A Day in Bangkok

I could immediately see the imbalanced income distribution.

While going down one street, I saw a newly renovated jewelry store, yet a few shops over there were elderly beggars on the street.

There were many blind musicians around the train station near our hotel as well playing for tips.

And looking at the infrastructure, you could see some skyscrapers were brand new and well kept, while some buildings were noticeably wearing apart.

Although I do want more cities to become fully developed and the income distribution gap lessened, I also want countries to keep their culture. Bangkok culture has been great.

Despite the language barrier, I still noticed how kind Thai people were. I suppose you don’t need verbal communication to figure that out. Many people will bow and put their hands together to signal a “Thank you”, and the hospitality that strangers offered our group of confused tourists is barred none. I can really appreciate their culture.

We used TukTuks for transportation, which is essentially a version of the auto rickshaw. The drivers were amazingly kind and would show such gratitude for a 20 Baht tip each of us gave him (~10%), which equates to about 0.80 cents Canadian. Seriously, tonight after we got back to the hotel, our driver couldn’t stop shaking our hands and even gave me a big hug! He then urged me to get on his bike, reasons I am still unsure of. Goes to show you how minimal things can create such joy in others.

Gosh. There is just so much to talk about.

The traffic flow, which although seems hectic at times, is beautiful in its own way on how efficient it is.

Needless to say, the food is also amazing here in Bangkok.

The people and their culture make Bangkok and our short experience here that much better.


Grateful Day 40: I am grateful for the hospitality that Bangkok has offered us.

Magic Day 9: Wow I did a lot of magic today!

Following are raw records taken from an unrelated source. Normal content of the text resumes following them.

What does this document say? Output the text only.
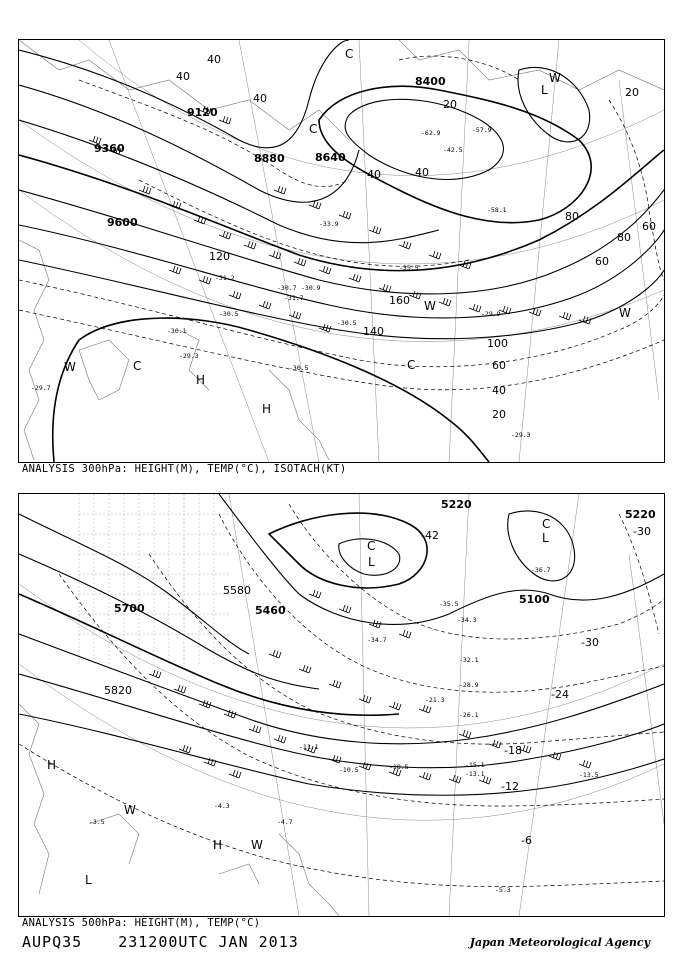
9120
9360
9600
8880	8640
8400
40
40
40	20
20
40	40
60
80
80
60
140
160
100
60
40
20
120
-31.2
-30.9
-33.9
-30.7
-31.7
-30.5	-29.9
-30.1
-29.3
-29.7
-30.5
-30.5
-29.3
-62.9	-57.9
-58.1
-42.5
-35.5
L
C
C
W	C
W
H
H
C
W
W
ANALYSIS 300hPa: HEIGHT(M), TEMP(°C), ISOTACH(KT)
5220
5220
5700	5460
5100
5820
5580
-42	-30
-30
-24
-18
-12
-6
-36.7
-35.5
-34.3
-34.7
-32.1
-28.9
-26.1
-21.3
-15.1
-13.1	-13.5
-18.5
-11.1
-10.5
-4.3
-4.7
-3.5
-5.3
L
C
C
L
H
W
H W
L
ANALYSIS 500hPa: HEIGHT(M), TEMP(°C)
AUPQ35 231200UTC JAN 2013	Japan Meteorological Agency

First Audience: A store clerk. After I purchased this elephant statue, which is a symbolic animal that is very important to the Thai culture, I offered to perform magic for the store clerk. Although he didn’t shout and scream like the way groups of teenagers generally react, I could tell he appreciated the trick. I shook his hand and he bowed his head to signal a “Thank you”. Did I mention I performed the trick with very little speaking? (Language barriers)

Second Audience: I offered to perform magic to our Food Tour group. Although the magic was fun, the people in our group were even more interesting.

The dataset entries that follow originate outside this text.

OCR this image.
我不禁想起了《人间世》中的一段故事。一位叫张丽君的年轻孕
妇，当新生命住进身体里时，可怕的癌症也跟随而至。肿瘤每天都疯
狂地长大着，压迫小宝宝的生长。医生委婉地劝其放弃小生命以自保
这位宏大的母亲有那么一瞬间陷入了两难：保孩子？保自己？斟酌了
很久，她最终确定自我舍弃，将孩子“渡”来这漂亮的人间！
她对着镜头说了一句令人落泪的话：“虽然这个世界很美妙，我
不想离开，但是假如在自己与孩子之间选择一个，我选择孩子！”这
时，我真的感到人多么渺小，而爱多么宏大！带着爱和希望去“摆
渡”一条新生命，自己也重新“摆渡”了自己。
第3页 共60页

One man was here on a short trip for work with his wife and previously lived in Belgium. He spoke great English, but also knew French and [the third language I forget]. He recently moved to Laos and is living there.

One elderly couple that was part of our group were absolute gems. They were from England but have been all over Europe. But interestingly enough, the husband told me both his father and grandfather were born in China and grew up there, speaking fluent Mandarin, before having to leave during the war, and so he ended up being born in Scotland. In the short conversations I had with the wife, I could tell that not only was she a genuinely good person, but she also had many interesting stories to tell, and I truly wish I could have spent more time learning about their lives.

Then there were two young ladies from Switzerland (either friends or sisters). Unfortunately, I did not have much interaction with them. However, I had no idea that Swiss German sounded so romantic.

Third Audience: Did I mention I love performing magic for kids?

Wow–is probably what he was thinking. All I did was a simple disappearing card trick. He stood there in awe, with his mouth agape. No words exchanged. No verbal communication. One trick, one high five, and on we went with our days.

I love interactions like this. Short–and sweet.

Yesterday I talked about building a community by introducing yourself, and how you can build a community no matter where you are. I built a community here in Bangkok. To the amazingly kind–and sometimes hectic–drivers, to our Food Tour group and our tour guide, and to that one nice Chinese family I had a conversation with on the boat, thank you.